For the manual tests I will grant access to create and destroy the DomUs in question to people who can run the tests.

I’m thinking of having a couple of DomUs running permanently for things which are test candidates but also useful for the project, such as a MediaWiki instance. It really depends on the interest of people who might use such things.

Also I’m thinking of setting up some Ubuntu DomUs too, I probably should join Ubuntu and get involved with SE Linux there.

Sharing the Images

I have a web server in Germany with almost unlimited bandwidth and storage. For every image that is created I want to upload a version to the server in Germany to allow anyone in the world to test it. There are lots of possible ways of using this for software development. For example if you had a patched version of Apache that you wanted to test then you could download every image that had Apache installed and test that they all work. That would be easier than configuring Apache in different ways and also possibly provide better coverage.

Also if someone can’t figure out how to configure a daemon correctly then downloading a Xen image of a working configuration could be helpful (if a little bandwidth intensive). Note that deploying such an image in production would be a really bad idea, among other things there are lots of places where passwords are stored and you wouldn’t want to risk missing one.

I also plan to share the scripts used in running the Dom0 and anything else that seems useful along the way.

What We Need

The main thing we need is volunteers to configure virtual machines with their favorite daemons.

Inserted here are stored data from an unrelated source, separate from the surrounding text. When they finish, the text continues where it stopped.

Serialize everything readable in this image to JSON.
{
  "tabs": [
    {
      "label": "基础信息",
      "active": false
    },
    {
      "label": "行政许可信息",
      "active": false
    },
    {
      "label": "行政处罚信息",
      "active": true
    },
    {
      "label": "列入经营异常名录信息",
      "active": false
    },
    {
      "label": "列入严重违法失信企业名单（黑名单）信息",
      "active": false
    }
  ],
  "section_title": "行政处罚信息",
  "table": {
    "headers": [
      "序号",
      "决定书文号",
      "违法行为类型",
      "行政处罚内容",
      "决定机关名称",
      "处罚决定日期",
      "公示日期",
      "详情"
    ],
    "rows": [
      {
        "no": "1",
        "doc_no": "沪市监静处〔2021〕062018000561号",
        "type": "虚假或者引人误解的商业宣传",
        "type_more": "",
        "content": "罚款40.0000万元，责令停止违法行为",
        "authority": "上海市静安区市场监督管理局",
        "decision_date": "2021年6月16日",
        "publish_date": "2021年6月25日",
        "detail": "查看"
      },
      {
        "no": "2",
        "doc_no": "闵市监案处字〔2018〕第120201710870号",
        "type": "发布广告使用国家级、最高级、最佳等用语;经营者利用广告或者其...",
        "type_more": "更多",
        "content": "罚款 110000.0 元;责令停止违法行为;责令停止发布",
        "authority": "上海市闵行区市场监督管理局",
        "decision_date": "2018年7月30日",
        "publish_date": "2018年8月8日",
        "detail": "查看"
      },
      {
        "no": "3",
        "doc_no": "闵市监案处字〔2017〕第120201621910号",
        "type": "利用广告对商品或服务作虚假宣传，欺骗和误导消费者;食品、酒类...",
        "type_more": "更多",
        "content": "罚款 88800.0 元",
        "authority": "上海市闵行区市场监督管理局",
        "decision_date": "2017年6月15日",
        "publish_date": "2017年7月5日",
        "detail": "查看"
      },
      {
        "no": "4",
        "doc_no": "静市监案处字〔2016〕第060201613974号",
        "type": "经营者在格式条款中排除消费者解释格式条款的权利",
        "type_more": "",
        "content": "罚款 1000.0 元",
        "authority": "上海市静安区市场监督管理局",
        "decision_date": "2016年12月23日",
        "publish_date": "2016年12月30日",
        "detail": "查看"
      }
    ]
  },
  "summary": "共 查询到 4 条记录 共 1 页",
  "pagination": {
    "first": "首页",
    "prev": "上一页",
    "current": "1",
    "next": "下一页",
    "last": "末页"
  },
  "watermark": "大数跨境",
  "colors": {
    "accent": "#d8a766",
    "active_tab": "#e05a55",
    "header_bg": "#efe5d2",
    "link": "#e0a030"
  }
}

Note that I don’t plan to have only one daemon per DomU, if we can get multiple daemons running that don’t conflict (EG file server and mail server) or multiple daemons that can interact (EG database server and a mail server or anything else that can be a database client) running on the same system then that’s a good thing. So there will be some degree of interaction with other people.

I’m happy to accept contributions from people who aren’t interested in SE Linux. But SE Linux will run on all DomUs.

Finally I also need more RAM for a HP D530S, DU875PA (that’s a Celeron 2.4GHz). I’ll accept donations of complete systems too once my HP system gets full, preferably relatively low power systems as they will be housed in a location that’s not as well ventilated as I would like (cost and availability of IP addresses were the main criteria). A laptop with a broken screen would be great!

The system won’t go live until Monday, but I think that probably people won’t be ready to do much work with less than two days notice anyway.

3 comments to Continuously Usable Testing of SE Linux

  • Michael Goetze

    I find it very strange that you use the words “new concept” to link to a page which states prominently: “last edited 2 years and 1 month ago”… for a second I thought I’d missed something.

  • etbe

    You do have a reasonable point that CUT was invented a while ago – and some people have been running Unstable for a decade or more.

    But in terms of actually doing the extra testing to ensure that it works, either not much is being done or the people who are doing it aren’t talking about it much.

  • Hi Russell,
    What would also help is if there is some documentation out there on how to debug and fix SELinux rulesets. I’ve been trying to run SELinux on my personal laptop for a while now, but that isn’t going to work (there are simply too many incorrect avc denials to be able to do anything remotely useful with SELinux in enforcing mode).
    I am reasonably aware of how SELinux works (I run a number of RHEL machines for customers, most of whom have it enabled), but I don’t have a grasp on how the policy files work.
    Rather than file bugs on each of the individual problems that I encounter (there are simply too many of them), I would like to be able to file bugs with patches. But I haven’t the slightest idea where to start. Would you be willing to post a blog entry explaining how these files work, how to debug them, and where to find more documentation? I’m sure that if more DD’s understood SELinux, more would be willing to help with SELinux policy updates for their own packages’ behaviour as well as for debugging it.